Wie jüdische und muslimische Frauen ein Magazin schrieben
Es begann mit einem Schweigen. Und dann sagte Judith Tarazi zu Ayse-Gül Yilmaz: "Ich weiß noch gar nicht so viel über dich, außer, dass du mit Jugendlichen arbeitest." Plötzlich war das Eis gebrochen. Und es stellte sich heraus: Beide wären am liebsten Psychologinnen geworden, für beide sah das Leben aber andere Wege vor und beide landeten schließlich in sozialen Berufen.

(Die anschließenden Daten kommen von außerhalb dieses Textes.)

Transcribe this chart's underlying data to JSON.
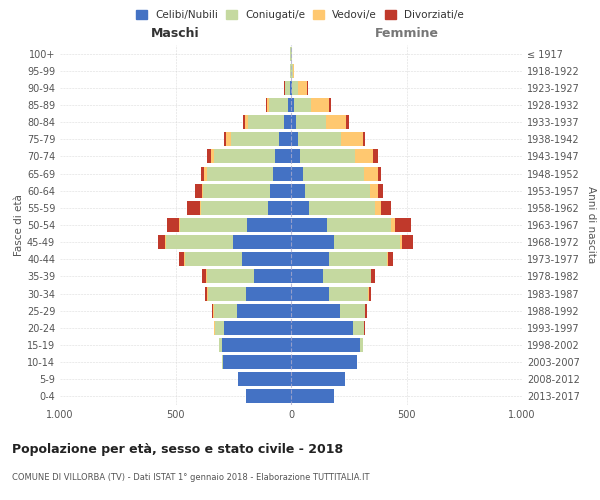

Man könnte sagen: Das Gespräch zwischen Judith, der jüdischen Kunsttherapeutin, und Ayse-Gül, der Pädagogin mit muslimischem Glauben, nahm einen druckreifen Verlauf. Nachlesen können Interessierte den Wortwechsel als einen von vielen Beiträgen auf der Seite des Online-Magazins "Aviva". Genauer: In der Sammlung des Projekts "Woman + Work - Lokale Geschichten".
Was Frauen über die Arbeitswelt zu schildern haben und welche Rolle ihre Religiosität dabei spielt (und ob überhaupt) - es ist für jeden erfahrbar. Bei Aviva handelt es sich um ein Frauenmagazin im Internet, gegründet von der Autorin Sharon Adler und ursprünglich ausgerichtet auf jüdische Leserinnen. "Ich kannte bis zu diesem Projekt keine Muslima", gesteht Adler ein. Wie man beim Schmökern merkt, hat sich das gründlich geändert.

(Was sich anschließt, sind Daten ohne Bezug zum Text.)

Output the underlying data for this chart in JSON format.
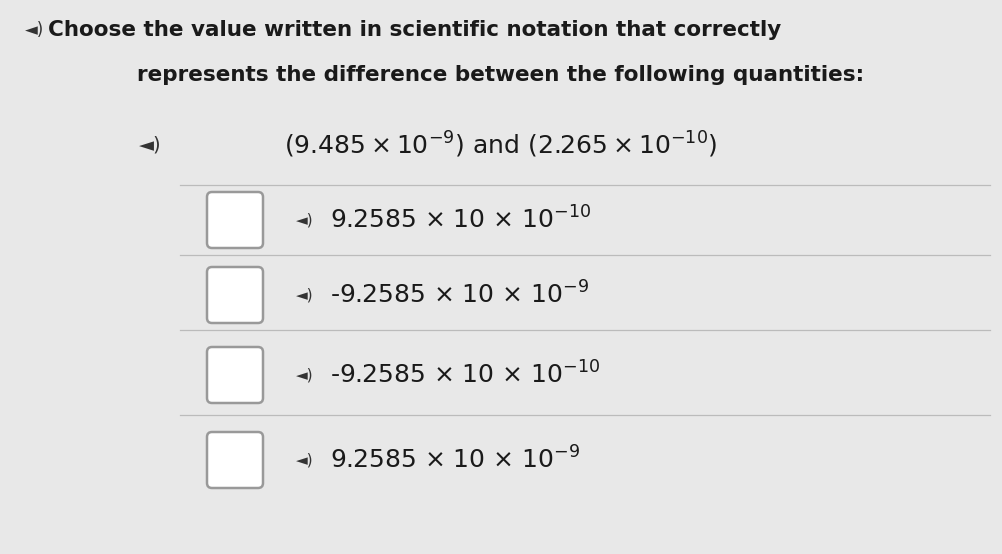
{
  "bg_color": "#e8e8e8",
  "text_color": "#1a1a1a",
  "title_line1": "Choose the value written in scientific notation that correctly",
  "title_line2": "represents the difference between the following quantities:",
  "q_part1": "(9.485 × 10",
  "q_exp1": "-9",
  "q_part2": ") and (2.265 × 10",
  "q_exp2": "-10",
  "q_part3": ")",
  "options": [
    {
      "main": "9.2585 × 10",
      "exp": "-10"
    },
    {
      "main": "-9.2585 × 10",
      "exp": "-9"
    },
    {
      "main": "-9.2585 × 10",
      "exp": "-10"
    },
    {
      "main": "9.2585 × 10",
      "exp": "-9"
    }
  ],
  "divider_color": "#bbbbbb",
  "checkbox_edge_color": "#999999",
  "speaker_color": "#333333"
}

Und ihre Arbeit trug Früchte, bescherte Adler im Jahre 2012 sogar den Frauenpreis des Landes Berlin. Wer den Preis damals übergab, das war Sozialsenatorin Dilek Kolat (SPD). In ihrer Funktion muss sie immer wieder in Konflikten vermitteln, Bürger von Gesetzen überzeugen. Und Kolat erkannte nicht zuletzt dank dieser Erfahrungen und während ihrer Unterstützung für das Aviva-Projekts: "Das Frausein verbindet."
Ob es nun um Integrationsarbeit bei Frauen oder Männern geht - Bürgermeister Reinhard Naumann (SPD) will solche Erfolgsmodelle stärker gewürdigt sehen als missglückte Fälle. "Wir sollten mehr miteinander reden anstatt übereinander", schlussfolgert er aus dem Erfolg des journalistischen Werks.
Die guten Geschichten sind es, die Leser an ein Blatt binden. Und das Erzählen an sich weist laut Carolina Böhm, der neuen Gleichstellungsbeauftragten, bis in die früheste Menschheitsgeschichte zurück. "Es gab Zeiten", sagt sie, "da erzählte man sich Geschichten, um Ängste zu vertreiben." Ayse-Gül Yilmaz und Judith Tarazi werden diese Bemerkung bestätigen können. Sie wissen jetzt: Das Schweigen schürt Angst und Vorurteile. Aber ein offener Plausch kann sie zerbröseln.